Numerous approaches have been presented in the literature for automated detection of epileptic seizures using the Bonn EEG database. Table 5 shows the results of the comparison of the recognition rate of this work with them on various classification problems. The binary classification problem is the problem of identifying nonseizures and seizures. Classification of healthy volunteers and seizures is A vs. E, B vs. E, and AB vs. E. Due to the significant differences in this classification, the classification results of the various methods that appear in Table 5 are generally outstanding, all above 99%. The classification accuracy of interictal and ictal (C vs. E, D vs. E, and CD vs. E) is slightly lower than the first binary classification. In particular, both sets D and E are from the epileptogenic zone; therefore, it is difficult to distinguish. In the conventional methods of Table 5, Zhang et al. [1] obtained the best performance, which achieved 98.1% accuracy. In CNN-based technology, Ullah et al. [2] employed CNN and the majority-vote module to classify and gain 99.4% accuracy. Turk and Ozerdem [17] used CWT and CNN to recognize and achieved 98.50% accuracy. The proposed model of this work just employed CNN and obtained 97.63% accuracy.

The three-class classification problem further subdivides the EEG records to distinguish normal, interictal, and ictal EEG. We compared two types of three-class problem (B vs. D vs. E and AB vs. CD vs. E). The proposed model also achieved good performance. Especially in the case of B vs. D vs. E, its performance reaches the best accuracy of 98.06%, which is obviously better than another model [16] based on CNN only.

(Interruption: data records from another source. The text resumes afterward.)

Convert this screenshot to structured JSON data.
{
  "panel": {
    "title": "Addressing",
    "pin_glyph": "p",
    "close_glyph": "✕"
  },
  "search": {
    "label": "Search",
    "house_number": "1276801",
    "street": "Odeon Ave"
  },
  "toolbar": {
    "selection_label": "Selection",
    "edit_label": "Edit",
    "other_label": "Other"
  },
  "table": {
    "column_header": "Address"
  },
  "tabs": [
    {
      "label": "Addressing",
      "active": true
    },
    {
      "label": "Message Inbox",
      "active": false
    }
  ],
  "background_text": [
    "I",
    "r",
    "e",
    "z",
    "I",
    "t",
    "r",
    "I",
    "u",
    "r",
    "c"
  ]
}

The five-class classification problem is more complicated and harder to classify than the two-class and three-class problems. It needs to identify the differentiation between EEG epochs belonging to the same class (e.g., sets A and B, which are both normal; sets C and D, which are both interictal). Therefore, in the literature, relatively some methods were proposed to address these three types of problems at the same time. The proposed CNN model achieved an accuracy of 93.55%, which is very close to the results of Turk and Ozerdem [17] and better than the conventional methods.

The experiment still needs to be implemented in reducing the learning rate and increasing the number of epochs, which will undoubtedly increase the accuracy of epilepsy recognition but, at the same time, will cost more time for training. For a limited number of training samples, we can also try to enhance the dataset, which may be useful for the generalization ability of the model. For example, we can divide the 23.6 seconds of EEG data into many overlapping chunks to further increase the number of samples.

4. Conclusion

A novel model for robust detection of seizures has been proposed, which deals with two-class, three-class, and five-class classification problems. The proposed approach has been developed based on the one-dimensional convolutional neural network model, which takes the raw EEG signal as input. To improve the learning ability of the model, the BN and dropout layers have been introduced to the traditional convolutional block. To address the issue of the small datasets, the EEG has been divided into many nonoverlapping chunks for training and test. The experimental result shows that the proposed model performs well on various EEG classification problems on the Bonn dataset.

Data Availability

The data used to support the findings of this study are available from the corresponding author upon request.

Conflicts of Interest

The authors declare that they have no conflicts of interest.

Acknowledgments

This work was supported by the Education and Scientific Research Project for Young and Middle-aged Teachers of Fujian Province (JAT191153 and JT180872), the National Natural Science Foundation of Shanghai, China (19ZR1455200), and the National Natural Science Foundation of China (11601339).